Do politics or protests have a place in sports?

Date
09/28/17
Professor Adrian Bourgos Illinois history professor Adrian Burgos Jr. specializes in the history of sports.

When and where professional athletes have the right to voice their political opinions became an issue following comments by President Donald Trump aimed at players in the NFL. History professor Adrian Burgos Jr. focuses his research on the history of U.S. sports, specifically as it relates to minority participation in sports, with books on the history of Latinos in professional baseball. Burgos spoke with News Bureau social sciences editor Craig Chamberlain.

Many fans might like to see sports as a politics-free zone. But is that realistic?

Sports have long been political as well as the site of protests. Politics decide whether new stadiums are built, how they are funded and who profits from them. The playing of the national anthem at sporting events was a political decision. So was the decision to have all the military pageantry at NFL games, such as fighter jet flyovers, the unveiling of football-length U.S. flags during the pregame and the honoring of military veterans – a decision some NFL team owners have profited from by charging the U.S. military to host these festivities.

Politics and protests also drove the campaigns to desegregate MLB, the NFL and intercollegiate sports. Picket lines at stadiums, letter-writing campaigns to sports commissioners and university administrators, and protesters at sporting events pushed for integration. Nor should we forget the protests of those who supported segregation, who saw racial exclusion as the law, and expressed their discontent at the stadium, through letters to editors and other means.

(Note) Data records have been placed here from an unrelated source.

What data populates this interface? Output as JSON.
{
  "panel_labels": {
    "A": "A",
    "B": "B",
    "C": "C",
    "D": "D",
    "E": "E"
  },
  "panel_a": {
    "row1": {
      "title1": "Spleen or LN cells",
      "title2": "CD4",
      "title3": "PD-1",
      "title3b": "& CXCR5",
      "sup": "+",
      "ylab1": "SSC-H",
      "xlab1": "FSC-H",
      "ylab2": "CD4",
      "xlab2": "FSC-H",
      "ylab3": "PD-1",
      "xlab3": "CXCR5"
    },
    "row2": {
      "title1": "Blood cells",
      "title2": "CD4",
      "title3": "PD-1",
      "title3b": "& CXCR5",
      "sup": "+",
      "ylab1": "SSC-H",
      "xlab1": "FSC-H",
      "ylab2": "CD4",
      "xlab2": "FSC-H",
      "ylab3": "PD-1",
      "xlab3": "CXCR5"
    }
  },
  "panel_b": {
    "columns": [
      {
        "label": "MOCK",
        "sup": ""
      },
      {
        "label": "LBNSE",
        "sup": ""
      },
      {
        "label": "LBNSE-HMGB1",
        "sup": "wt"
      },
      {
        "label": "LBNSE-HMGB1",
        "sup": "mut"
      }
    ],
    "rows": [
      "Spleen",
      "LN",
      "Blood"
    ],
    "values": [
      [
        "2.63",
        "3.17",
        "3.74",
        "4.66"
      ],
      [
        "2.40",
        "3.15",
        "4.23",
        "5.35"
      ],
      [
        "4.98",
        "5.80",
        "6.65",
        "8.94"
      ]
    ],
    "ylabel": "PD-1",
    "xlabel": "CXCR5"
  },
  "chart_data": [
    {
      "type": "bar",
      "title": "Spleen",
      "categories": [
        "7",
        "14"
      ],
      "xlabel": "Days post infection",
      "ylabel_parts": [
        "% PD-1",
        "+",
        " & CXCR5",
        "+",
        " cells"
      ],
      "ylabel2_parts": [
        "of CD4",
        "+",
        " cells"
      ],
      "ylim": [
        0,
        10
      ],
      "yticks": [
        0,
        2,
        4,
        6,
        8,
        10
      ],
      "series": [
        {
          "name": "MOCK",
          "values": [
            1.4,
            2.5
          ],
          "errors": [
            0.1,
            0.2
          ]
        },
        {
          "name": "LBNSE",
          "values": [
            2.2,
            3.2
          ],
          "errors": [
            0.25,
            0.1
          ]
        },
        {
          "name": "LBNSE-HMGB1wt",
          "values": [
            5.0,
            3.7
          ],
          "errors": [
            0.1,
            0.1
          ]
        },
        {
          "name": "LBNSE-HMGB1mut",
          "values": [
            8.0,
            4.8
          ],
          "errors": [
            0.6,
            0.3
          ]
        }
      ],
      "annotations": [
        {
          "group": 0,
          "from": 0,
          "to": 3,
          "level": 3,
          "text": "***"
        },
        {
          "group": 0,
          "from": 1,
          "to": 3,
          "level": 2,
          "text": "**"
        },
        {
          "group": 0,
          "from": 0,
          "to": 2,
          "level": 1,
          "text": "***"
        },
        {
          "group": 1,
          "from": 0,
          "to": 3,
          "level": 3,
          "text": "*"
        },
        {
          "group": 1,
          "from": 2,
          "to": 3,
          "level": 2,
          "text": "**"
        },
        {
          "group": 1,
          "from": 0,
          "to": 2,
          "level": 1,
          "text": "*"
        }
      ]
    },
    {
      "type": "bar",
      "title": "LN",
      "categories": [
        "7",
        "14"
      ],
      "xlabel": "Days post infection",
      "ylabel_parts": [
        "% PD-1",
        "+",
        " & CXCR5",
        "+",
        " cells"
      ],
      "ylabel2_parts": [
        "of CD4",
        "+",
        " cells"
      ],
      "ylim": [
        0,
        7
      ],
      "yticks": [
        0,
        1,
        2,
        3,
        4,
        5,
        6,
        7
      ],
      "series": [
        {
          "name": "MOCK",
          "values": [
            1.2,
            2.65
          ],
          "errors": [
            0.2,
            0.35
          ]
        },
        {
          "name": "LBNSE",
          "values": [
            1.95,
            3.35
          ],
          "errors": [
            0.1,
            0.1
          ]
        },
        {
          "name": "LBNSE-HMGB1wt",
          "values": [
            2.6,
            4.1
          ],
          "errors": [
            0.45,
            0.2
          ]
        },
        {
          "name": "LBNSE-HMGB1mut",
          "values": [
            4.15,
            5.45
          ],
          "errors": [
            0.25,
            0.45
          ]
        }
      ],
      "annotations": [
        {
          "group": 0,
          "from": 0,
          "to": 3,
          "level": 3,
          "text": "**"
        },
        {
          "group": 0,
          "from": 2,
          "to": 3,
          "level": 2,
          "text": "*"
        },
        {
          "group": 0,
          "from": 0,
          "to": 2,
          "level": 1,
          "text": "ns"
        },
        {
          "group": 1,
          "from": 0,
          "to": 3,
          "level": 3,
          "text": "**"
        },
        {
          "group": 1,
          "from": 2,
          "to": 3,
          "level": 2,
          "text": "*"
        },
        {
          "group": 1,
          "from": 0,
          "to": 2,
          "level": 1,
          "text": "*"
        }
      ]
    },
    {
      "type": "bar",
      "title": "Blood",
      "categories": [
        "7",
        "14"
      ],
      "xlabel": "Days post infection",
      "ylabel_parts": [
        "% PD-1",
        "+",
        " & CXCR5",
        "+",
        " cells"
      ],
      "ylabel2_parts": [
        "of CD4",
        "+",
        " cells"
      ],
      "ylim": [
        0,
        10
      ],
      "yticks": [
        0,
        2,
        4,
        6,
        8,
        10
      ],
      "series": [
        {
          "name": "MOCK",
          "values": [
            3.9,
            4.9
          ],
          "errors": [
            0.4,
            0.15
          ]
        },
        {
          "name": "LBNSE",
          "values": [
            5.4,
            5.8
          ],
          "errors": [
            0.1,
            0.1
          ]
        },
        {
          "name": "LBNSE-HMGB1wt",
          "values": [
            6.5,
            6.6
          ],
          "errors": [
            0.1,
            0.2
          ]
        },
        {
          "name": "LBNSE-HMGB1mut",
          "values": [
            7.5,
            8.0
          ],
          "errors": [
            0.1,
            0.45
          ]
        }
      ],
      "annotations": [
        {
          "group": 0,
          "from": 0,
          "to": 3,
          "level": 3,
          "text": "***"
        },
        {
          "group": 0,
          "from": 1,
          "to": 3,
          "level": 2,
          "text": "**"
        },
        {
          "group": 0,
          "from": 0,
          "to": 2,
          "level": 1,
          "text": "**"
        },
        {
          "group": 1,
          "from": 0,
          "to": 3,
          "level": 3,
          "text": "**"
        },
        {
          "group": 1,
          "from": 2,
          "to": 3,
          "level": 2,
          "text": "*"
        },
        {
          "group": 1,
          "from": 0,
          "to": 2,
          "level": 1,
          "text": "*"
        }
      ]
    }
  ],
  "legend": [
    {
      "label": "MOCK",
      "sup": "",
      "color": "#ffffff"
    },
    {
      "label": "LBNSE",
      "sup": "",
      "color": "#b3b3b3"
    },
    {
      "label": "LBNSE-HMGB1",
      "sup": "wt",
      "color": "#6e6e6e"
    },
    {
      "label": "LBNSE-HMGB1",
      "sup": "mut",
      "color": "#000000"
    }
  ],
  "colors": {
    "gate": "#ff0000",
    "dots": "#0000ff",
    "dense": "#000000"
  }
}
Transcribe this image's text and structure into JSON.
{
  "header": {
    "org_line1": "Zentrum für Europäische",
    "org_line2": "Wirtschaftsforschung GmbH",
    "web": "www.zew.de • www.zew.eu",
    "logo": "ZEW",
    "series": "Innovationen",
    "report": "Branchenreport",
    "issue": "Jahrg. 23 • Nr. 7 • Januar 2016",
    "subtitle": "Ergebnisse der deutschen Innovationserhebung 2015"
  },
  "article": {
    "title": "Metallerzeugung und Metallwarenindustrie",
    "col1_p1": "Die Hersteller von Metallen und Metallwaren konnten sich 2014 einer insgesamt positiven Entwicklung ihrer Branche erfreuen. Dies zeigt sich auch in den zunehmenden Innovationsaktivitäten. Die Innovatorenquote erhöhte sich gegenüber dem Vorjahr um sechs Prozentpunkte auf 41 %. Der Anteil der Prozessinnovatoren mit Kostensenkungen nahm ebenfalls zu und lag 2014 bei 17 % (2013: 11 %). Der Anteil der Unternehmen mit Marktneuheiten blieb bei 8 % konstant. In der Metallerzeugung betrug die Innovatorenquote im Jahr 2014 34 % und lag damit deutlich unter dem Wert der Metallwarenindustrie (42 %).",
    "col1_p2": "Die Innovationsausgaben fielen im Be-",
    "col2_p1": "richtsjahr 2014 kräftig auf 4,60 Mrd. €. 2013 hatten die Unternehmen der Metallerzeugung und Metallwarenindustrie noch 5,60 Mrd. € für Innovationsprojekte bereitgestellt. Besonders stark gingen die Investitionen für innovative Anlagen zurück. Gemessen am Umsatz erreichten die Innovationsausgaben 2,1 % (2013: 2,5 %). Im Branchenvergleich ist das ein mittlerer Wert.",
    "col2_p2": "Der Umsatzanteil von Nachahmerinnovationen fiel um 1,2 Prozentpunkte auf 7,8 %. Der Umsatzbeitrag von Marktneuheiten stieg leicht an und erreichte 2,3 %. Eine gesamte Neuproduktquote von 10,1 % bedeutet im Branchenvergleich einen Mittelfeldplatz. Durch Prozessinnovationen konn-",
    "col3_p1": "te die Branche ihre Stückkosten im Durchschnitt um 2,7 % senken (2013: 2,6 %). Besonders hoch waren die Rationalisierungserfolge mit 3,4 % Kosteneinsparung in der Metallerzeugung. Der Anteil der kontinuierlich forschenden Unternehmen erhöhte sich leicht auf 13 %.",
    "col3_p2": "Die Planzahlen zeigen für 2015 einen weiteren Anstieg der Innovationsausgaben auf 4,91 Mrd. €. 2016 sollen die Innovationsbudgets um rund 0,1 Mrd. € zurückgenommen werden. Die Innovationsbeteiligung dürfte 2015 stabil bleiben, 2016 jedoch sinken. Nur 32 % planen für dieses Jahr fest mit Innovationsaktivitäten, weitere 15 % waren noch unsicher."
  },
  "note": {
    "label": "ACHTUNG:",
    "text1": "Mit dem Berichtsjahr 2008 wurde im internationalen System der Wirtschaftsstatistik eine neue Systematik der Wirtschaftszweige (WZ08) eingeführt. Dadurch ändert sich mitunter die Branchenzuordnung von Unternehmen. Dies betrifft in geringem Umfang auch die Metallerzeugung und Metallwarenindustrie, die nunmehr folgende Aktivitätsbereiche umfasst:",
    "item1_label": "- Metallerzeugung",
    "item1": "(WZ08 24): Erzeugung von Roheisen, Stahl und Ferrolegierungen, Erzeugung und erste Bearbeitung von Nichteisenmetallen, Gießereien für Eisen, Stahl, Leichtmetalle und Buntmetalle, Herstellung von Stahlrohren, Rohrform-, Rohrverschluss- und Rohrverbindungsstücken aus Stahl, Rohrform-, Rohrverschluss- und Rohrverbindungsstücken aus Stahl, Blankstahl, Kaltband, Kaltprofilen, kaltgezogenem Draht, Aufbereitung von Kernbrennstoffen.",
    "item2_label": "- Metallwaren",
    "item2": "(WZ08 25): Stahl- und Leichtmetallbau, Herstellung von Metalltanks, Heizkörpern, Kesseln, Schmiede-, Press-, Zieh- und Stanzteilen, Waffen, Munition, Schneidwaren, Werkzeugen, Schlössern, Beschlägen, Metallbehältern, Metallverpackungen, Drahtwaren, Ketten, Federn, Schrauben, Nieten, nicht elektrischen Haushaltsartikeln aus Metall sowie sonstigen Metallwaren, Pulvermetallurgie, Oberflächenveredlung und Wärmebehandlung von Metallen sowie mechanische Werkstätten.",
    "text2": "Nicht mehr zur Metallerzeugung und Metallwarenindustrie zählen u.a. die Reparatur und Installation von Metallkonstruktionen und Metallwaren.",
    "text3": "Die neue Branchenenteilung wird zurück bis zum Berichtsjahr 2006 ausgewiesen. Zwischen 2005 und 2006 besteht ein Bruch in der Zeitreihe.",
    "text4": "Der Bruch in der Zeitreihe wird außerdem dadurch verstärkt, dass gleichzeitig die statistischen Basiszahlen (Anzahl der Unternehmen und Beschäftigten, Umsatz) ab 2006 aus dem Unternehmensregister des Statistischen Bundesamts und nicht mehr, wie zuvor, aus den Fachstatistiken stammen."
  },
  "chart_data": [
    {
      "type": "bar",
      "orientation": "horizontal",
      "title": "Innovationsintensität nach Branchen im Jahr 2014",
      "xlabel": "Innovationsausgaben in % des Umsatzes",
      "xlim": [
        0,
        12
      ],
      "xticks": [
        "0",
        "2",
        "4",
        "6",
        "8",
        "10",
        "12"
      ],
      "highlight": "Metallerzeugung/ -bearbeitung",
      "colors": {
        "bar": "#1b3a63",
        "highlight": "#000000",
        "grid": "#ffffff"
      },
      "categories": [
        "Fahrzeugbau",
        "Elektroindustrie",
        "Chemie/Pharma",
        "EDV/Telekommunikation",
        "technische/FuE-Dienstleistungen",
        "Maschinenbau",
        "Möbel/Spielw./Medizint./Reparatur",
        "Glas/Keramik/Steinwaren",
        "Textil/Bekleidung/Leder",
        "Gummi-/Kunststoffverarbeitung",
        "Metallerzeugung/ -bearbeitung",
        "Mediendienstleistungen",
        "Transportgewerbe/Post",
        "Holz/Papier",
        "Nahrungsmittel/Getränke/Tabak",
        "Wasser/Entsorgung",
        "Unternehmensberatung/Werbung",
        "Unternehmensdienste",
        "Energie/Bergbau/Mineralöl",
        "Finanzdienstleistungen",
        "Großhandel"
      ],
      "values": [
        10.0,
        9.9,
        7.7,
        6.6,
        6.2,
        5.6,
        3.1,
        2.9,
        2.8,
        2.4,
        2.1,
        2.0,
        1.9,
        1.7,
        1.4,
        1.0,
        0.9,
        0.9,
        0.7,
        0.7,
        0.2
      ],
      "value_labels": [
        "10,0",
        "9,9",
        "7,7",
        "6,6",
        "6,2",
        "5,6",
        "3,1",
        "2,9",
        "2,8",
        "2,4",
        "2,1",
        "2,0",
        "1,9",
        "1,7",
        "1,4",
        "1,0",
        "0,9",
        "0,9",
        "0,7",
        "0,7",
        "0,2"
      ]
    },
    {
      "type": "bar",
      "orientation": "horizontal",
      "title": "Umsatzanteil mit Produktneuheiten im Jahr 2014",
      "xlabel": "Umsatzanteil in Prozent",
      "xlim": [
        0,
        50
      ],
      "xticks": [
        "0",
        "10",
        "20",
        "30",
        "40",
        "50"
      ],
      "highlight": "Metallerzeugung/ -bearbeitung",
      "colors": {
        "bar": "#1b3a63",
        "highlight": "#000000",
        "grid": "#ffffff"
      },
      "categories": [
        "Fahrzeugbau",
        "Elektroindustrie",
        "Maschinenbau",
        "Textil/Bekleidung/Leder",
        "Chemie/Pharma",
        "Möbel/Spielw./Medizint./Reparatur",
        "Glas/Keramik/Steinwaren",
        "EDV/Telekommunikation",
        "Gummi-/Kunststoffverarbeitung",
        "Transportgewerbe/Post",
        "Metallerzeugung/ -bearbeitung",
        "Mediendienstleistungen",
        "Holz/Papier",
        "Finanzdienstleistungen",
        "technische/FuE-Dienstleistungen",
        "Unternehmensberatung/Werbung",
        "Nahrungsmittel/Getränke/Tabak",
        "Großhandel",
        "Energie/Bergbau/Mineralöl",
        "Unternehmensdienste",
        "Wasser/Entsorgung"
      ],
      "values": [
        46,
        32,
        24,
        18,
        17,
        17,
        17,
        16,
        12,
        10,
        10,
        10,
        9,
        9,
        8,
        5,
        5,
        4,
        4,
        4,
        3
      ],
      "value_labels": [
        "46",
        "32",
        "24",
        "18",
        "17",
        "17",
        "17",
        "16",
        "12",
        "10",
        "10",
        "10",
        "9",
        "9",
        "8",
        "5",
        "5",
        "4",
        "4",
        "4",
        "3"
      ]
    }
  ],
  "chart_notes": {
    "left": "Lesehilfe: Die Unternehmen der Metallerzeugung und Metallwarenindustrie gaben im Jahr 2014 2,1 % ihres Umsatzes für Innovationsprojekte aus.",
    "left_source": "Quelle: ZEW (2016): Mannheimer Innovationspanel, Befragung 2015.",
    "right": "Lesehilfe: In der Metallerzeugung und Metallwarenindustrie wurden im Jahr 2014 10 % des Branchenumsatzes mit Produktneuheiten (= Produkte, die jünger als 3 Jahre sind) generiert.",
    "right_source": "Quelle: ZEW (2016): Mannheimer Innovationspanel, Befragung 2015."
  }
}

Politics were the reason for Jackie Robinson’s last public appearance at the 1972 World Series. MLB wanted to use his presence at the ballpark to celebrate the 25th anniversary of integration, of Robinson breaking baseball’s color line, but Robinson initially refused. He insisted MLB had not done enough in making integration transformative throughout baseball, from the ballplayers to the managers and the front office.

President Trump’s recent attacks on professional athletes also included several prominent NBA players, who answered the criticism pretty directly. What should we notice in the different responses of the two leagues, their teams and players?

Trump opted to direct most of his attacks on NFL players, who are the most vulnerable professional athletes of the three major sports. When one considers economic security based on the nature of their contracts, NFL players put a lot at risk in protesting and drawing the ire of the public, the front office and politicians.

NBA players have guaranteed contracts – as do MLB players. An NBA player who signs for four years at $40 million will be paid the entirety of that contract, even if released by the team. NFL players’ contracts are not guaranteed for their salary, just the signing bonus. An NFL player who signs a similar four-year, $40 million contract with a signing bonus but who is released at any point after that is owed no salary beyond his release – or, in the case of some veterans, no salary beyond that season.

This means that an NFL player can quickly lose his livelihood. He understands that protesting can impact his earnings and career.

Most of the controversy about NFL players not standing during the national anthem actually began last fall with Colin Kaepernick, then a quarterback for the San Francisco 49ers. He became a free agent after the season, but no team has hired him. How is his case reminiscent of others in the past?

Interestingly, Kaepernick’s protest was not about his own job – about one man’s employment – but about a grave social wrong he saw happening in U.S. society: police brutality toward African-Americans. He decided to put his career on the line and use his platform as an NFL player to bring attention to this issue.

The hostilities expressed toward Kaepernick and other African-American athletes kneeling for the anthem are striking given the example, once again, of Jackie Robinson. Many of those who hail Robinson as an American hero and cite his example as the standard for all black athletes chose to ignore how Robinson closed his 1972 autobiography.

In reflecting back on integration in 1947 and where MLB and U.S. society were on racial matters in the early 1970s, the proud military veteran who engaged in public defiance of Jim Crow laws in Texas, for which he was court-martialed, stated: “As I write this twenty years later, I cannot stand and sing the anthem, I cannot salute the flag; I know that I am a black man in a white world. In 1972, in 1947, at my birth in 1919, I know that I never had it made.”